As a preferred technical solution, the performing convolution operation and global maximum pooling operation on the two-dimensional character vector sequence specifically includes: and performing single-layer convolution operation on the two-dimensional character vector sequence and connecting a nonlinear activation function ReLU, wherein the step length of the convolution operation is set to be 1.

As a preferred technical solution, the establishing of the sentence-level neural network model specifically includes the steps of:

the cyclic neural network layer takes the output of the neural network model at the character level as input, and obtains the output and context vector of each time step through the bidirectional cyclic neural network;

the attention layer adopts an attention mechanism, the output of the bidirectional recurrent neural network is used as a value item, the output of the bidirectional recurrent neural network after being connected with a full connection layer is used as a key item, the following vector is used as a query item, the weight distribution of the output of the recurrent neural network at each time step is obtained, and the output and the weight are multiplied and then added to obtain the vector representation of the whole text;

and outputting the numerical distribution of emotion classification through a full connection layer by using the vector representation of the whole text, and converting the result into probability distribution of emotion classification by adopting softmax operation, wherein the probability with a larger probability is an emotion analysis prediction result.

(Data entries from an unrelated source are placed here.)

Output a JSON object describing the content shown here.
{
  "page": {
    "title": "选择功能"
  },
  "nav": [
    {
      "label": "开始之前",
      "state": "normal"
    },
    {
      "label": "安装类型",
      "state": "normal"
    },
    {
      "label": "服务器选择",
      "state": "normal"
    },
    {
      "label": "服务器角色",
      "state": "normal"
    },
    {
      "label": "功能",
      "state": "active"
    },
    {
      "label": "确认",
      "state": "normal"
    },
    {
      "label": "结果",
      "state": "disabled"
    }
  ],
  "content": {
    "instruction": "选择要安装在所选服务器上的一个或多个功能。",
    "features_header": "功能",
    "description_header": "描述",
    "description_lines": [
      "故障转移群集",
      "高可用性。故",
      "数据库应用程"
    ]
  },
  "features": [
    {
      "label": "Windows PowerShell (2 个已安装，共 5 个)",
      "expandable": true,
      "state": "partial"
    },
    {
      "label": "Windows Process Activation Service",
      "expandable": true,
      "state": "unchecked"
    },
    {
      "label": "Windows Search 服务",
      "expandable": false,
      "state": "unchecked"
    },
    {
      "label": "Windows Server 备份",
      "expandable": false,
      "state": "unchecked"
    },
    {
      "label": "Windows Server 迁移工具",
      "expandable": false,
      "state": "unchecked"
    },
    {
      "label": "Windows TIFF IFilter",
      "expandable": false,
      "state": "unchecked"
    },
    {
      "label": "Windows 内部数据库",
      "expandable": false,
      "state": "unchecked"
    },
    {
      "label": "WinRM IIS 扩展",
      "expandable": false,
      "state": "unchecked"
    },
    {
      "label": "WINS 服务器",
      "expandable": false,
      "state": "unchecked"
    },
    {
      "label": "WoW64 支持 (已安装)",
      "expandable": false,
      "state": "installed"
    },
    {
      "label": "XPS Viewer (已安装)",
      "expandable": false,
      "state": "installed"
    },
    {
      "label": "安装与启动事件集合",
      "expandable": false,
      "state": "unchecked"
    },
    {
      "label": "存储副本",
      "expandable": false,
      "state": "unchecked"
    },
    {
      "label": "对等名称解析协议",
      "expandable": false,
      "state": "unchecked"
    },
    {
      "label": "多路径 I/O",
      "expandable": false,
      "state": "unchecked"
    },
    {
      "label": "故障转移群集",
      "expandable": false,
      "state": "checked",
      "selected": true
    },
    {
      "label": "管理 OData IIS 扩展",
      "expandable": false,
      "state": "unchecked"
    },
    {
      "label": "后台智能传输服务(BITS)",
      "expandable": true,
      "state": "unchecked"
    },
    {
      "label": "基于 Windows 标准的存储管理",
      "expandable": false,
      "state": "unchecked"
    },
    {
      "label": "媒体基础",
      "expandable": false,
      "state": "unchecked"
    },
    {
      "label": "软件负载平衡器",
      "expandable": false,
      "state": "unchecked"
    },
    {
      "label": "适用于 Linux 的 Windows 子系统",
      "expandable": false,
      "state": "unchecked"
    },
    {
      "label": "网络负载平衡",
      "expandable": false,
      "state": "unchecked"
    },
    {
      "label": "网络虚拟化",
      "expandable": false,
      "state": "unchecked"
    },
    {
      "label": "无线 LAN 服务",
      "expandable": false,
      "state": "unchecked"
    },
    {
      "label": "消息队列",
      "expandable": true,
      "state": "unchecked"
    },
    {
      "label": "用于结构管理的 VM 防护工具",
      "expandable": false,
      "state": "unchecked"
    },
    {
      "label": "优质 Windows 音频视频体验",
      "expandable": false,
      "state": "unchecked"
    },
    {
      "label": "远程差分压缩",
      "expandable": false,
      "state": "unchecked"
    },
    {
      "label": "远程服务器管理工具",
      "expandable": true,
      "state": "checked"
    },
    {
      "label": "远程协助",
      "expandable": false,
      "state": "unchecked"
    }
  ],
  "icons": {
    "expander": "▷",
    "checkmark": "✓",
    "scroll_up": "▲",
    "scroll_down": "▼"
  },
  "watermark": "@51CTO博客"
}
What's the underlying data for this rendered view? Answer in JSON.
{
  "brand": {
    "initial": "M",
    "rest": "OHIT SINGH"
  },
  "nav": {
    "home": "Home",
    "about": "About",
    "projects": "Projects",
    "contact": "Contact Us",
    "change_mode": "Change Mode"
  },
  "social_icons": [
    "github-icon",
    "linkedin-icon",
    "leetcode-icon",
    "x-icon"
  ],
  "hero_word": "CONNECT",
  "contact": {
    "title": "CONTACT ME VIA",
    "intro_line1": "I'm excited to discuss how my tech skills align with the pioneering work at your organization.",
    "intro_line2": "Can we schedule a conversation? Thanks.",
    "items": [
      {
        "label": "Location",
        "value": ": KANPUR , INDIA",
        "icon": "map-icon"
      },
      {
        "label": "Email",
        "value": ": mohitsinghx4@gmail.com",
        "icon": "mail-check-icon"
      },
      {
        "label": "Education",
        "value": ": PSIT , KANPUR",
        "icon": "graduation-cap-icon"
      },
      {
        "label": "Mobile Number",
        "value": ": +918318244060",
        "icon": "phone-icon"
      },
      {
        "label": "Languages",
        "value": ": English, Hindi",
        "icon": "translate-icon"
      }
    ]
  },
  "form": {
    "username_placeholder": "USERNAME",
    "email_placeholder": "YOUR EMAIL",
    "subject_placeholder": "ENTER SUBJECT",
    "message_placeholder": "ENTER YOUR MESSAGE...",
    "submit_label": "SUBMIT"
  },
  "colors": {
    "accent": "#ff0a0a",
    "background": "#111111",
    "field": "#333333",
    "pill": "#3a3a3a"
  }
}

As a preferred technical solution, the method includes the steps of using the output of the bidirectional recurrent neural network as a value item, using the output after the bidirectional recurrent neural network is connected with a full connection layer as a key item, using a following vector as a query item, obtaining a weight distribution of the output of the recurrent neural network at each time step, multiplying the output and the weight, and then adding the multiplied output and the weight to obtain a vector representation of the whole text, and specifically includes:

The output of each time step passes through a single-layer multi-layer perceptron, Tanh is taken as an activation function to obtain a hidden representation of the output, and the hidden representation is taken as a key item in an attention mechanism;

taking the following vector as a query item of an attention mechanism, sequentially carrying out vector multiplication on key items and the query item to obtain attention distribution output for each time step, then carrying out softmax operation on the attention distribution, and converting the attention distribution into probability distribution so that the sum of the proportions of all the time steps in the attention is 1;

and taking the output of each time step as a value item of an attention mechanism, multiplying the attention proportion occupied by each time step by a corresponding value, and adding the obtained results of all the time steps to obtain the sum of all sentence vectors in the text based on the weight, namely the feature vector of the text.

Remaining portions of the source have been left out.